One problem with an air chamber is that they can become filled with water and cease to function correctly. This can be corrected by periodically draining the entire water supply system, which will restore the air to the chambers. To recharge the air chambers:
- Shut off the main water valve to the home.
- Open the building’s uppermost water faucet.
- Drain all water from all pipes by opening the lowest water faucet, normally located in the front yard or the basement of a building. As the water drains out, air will flow into the system through the uppermost faucet, automatically adding air back into the air chambers.
- Once water has stopped flowing from the lowest water faucet, turn it off, and open the main water valve. Keep the uppermost faucet open until water rises through the system and flows out its spout. Although the rest of the pipes will now be filled with water, the air chambers will remain full of air, restoring their shock-absorbing capacity.

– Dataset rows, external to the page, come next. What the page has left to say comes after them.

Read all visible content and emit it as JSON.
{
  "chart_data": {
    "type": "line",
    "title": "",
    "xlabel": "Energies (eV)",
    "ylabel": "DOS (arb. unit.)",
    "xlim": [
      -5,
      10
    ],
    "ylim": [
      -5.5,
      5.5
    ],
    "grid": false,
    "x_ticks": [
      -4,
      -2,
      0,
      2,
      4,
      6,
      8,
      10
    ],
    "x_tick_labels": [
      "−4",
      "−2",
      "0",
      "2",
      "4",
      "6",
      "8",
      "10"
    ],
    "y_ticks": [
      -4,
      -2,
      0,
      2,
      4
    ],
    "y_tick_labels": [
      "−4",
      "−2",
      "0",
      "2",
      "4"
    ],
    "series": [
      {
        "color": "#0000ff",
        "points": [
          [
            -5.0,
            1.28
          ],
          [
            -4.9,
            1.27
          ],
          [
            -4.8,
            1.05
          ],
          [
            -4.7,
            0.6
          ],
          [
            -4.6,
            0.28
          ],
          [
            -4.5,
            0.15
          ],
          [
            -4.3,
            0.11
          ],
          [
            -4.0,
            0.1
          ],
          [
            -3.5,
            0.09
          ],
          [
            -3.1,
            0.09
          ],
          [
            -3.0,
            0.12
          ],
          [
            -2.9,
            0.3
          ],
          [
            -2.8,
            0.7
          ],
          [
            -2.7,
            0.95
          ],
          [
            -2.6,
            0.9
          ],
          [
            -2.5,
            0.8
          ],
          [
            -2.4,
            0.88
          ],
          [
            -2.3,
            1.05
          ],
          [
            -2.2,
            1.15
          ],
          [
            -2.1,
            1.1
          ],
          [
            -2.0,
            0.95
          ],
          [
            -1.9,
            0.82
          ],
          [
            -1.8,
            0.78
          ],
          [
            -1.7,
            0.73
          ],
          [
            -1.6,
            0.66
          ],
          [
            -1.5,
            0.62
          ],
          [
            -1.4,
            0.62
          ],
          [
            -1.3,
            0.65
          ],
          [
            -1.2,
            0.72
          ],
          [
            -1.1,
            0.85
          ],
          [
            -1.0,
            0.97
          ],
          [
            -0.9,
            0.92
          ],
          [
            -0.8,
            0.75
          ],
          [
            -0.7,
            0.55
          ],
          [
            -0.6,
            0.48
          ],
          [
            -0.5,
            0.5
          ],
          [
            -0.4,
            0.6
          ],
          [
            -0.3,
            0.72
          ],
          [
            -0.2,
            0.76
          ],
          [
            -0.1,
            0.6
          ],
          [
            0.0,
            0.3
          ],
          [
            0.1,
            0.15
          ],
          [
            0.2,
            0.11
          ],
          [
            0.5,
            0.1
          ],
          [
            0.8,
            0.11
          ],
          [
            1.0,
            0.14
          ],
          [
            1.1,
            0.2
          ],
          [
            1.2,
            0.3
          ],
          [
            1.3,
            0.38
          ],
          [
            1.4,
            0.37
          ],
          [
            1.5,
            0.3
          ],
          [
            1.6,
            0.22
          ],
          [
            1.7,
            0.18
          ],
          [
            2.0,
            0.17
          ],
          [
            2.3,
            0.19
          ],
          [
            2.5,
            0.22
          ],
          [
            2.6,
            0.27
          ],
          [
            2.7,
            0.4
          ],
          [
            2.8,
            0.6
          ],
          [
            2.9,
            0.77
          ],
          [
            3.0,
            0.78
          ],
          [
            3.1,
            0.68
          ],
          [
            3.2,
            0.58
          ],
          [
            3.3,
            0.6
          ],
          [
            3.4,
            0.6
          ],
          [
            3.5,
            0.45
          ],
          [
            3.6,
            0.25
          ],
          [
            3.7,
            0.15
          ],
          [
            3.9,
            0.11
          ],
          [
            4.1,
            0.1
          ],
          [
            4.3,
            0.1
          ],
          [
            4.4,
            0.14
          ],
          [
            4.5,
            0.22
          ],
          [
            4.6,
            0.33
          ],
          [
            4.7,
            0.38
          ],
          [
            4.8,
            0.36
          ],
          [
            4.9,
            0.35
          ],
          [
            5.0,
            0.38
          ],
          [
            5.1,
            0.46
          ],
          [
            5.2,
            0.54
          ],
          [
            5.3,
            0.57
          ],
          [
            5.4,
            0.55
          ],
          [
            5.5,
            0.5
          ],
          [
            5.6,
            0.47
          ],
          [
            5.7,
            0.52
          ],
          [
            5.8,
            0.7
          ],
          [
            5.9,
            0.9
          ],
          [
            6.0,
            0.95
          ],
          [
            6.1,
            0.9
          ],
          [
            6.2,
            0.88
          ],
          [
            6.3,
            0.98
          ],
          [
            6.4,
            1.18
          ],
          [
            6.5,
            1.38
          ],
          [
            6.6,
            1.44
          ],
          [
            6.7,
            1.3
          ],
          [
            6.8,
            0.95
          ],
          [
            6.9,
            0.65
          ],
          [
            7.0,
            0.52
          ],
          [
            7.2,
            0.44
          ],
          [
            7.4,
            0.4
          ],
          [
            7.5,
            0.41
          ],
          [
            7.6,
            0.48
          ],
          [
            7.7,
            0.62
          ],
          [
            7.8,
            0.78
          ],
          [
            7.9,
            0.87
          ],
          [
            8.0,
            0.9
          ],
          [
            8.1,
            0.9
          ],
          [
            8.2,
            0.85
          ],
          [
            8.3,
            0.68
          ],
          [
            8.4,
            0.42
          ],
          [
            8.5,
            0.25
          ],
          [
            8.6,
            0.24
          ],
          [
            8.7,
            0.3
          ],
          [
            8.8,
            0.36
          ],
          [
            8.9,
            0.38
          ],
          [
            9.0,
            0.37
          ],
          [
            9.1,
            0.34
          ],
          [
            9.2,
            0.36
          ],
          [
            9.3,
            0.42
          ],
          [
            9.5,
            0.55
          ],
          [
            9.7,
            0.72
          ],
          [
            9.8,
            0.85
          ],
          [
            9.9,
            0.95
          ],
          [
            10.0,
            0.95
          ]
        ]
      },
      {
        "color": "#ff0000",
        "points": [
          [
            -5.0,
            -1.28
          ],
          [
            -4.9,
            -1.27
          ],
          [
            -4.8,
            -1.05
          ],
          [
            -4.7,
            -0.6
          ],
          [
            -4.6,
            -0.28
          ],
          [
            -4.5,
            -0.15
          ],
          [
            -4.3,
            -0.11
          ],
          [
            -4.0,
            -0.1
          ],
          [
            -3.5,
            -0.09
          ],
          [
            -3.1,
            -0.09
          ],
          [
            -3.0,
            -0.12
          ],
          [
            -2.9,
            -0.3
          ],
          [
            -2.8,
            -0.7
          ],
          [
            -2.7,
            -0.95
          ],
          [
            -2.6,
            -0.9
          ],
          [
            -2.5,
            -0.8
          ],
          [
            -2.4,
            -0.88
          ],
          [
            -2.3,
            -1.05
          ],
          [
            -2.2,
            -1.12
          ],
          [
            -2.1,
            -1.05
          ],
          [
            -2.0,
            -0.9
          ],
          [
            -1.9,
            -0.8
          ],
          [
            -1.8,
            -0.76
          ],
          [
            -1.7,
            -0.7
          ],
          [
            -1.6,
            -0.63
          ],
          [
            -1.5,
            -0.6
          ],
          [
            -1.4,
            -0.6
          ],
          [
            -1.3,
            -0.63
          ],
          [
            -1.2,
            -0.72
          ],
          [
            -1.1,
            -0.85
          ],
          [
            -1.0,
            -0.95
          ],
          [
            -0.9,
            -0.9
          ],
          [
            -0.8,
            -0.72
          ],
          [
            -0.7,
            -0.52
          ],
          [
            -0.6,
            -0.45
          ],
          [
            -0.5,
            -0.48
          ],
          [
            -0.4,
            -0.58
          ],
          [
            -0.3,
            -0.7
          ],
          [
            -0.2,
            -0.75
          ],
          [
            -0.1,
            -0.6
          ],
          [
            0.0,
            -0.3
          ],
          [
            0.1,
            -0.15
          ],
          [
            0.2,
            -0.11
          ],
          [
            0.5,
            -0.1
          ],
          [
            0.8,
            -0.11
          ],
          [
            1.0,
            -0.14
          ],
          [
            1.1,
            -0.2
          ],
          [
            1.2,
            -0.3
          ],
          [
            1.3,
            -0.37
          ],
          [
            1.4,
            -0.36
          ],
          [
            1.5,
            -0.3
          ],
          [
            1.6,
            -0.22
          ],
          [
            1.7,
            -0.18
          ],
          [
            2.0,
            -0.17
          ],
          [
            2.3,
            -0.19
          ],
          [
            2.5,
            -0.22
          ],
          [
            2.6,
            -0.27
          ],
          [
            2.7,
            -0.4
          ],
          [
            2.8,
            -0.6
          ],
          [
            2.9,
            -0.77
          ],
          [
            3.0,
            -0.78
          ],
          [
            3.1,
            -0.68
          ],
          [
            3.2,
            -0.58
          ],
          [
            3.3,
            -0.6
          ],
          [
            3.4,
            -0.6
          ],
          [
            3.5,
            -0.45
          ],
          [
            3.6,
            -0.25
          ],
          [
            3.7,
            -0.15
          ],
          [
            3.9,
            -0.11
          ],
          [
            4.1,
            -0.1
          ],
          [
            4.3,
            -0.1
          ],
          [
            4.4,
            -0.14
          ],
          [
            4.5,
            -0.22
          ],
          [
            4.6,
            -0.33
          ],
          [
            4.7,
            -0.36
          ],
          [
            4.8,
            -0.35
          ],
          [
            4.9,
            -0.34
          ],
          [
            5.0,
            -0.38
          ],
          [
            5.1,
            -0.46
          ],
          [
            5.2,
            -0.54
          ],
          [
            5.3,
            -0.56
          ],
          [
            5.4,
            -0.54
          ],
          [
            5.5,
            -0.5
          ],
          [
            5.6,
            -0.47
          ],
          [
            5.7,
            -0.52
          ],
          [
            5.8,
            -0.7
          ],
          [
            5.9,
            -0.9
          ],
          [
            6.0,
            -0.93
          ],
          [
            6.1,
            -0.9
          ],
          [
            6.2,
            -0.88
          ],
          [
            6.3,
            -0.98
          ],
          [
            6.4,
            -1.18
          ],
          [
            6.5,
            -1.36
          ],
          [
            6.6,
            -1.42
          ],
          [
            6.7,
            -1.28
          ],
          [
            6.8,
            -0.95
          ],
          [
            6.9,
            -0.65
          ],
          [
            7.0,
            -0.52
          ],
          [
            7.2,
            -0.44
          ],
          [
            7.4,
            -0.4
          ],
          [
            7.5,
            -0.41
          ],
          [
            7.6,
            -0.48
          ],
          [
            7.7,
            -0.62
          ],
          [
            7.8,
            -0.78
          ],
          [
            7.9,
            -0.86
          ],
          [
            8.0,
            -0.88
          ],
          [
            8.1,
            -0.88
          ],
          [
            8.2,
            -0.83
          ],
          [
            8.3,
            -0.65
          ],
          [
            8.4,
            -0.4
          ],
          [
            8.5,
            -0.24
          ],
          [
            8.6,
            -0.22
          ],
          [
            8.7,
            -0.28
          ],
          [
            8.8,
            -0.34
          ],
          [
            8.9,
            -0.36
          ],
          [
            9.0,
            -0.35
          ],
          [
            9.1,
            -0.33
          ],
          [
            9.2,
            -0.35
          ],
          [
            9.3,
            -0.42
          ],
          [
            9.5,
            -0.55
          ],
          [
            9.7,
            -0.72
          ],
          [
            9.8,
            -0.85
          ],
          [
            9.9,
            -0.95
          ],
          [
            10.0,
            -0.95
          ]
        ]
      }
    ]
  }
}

On very rare occasions, air chambers can become clogged with minerals or other debris. They can be cleaned by removing the caps and scouring them out. Installing air chambers that are larger in diameter than the main plumbing lines can also help prevent clogging.
- Note: In some areas, building codes may rule out air chambers in favor of mechanical water arrestors or other methods.
Installing Mechanical Water Shock Arrestors
Mechanical water shock arrestors are a more sophisticated form of absorbing the shock from water hammer. They work well in situations where air chambers are impractical. Water arrestors are sealed units that contain a spring and air bladder that absorbs water movement to mitigate the effects of water hammer. They are the preferred alternative in commercial buildings and for high water pressure applications. Mechanical water arrestors do not need to be recharged like air chambers, but they will need to replaced at the end of their life cycle, when the inner springs and bladders wear out.
Water hammer arrestors can be integrated into utility sink faucets or washing machine valves. They usually have compression or screw-on fittings for easy installation.
Mechanical shock arrestors are manufactured to a nationally recognized standard from the Plumbing and Drainage Institute, known as PDI - WH201, which also includes a method of sizing these devices.
Install a Water-Pressure Regulator
Water hammer can also occur when the overall pressure of the main water pipe entering the building is too high. Normal water pressure runs between 40 and 60 psi (pounds per square inch), and above this, the high pressure could be the source of water hammer. Very high pressure above 100 psi can also damage appliances.
In this case, installing a water-pressure regulator can solve water hammer issues. Where possible, it's better to install the water-pressure regulator at the location where the main water supply enters the home rather than installing multiple air chambers, because the device also protects dishwashers, toilets, and other appliances and fixtures against high water pressure.
Start by testing water pressure to verify that it is higher than normal. After installing the water-pressure regulator at the main water supply entry, adjust the regulator to a pressure below 50 psi.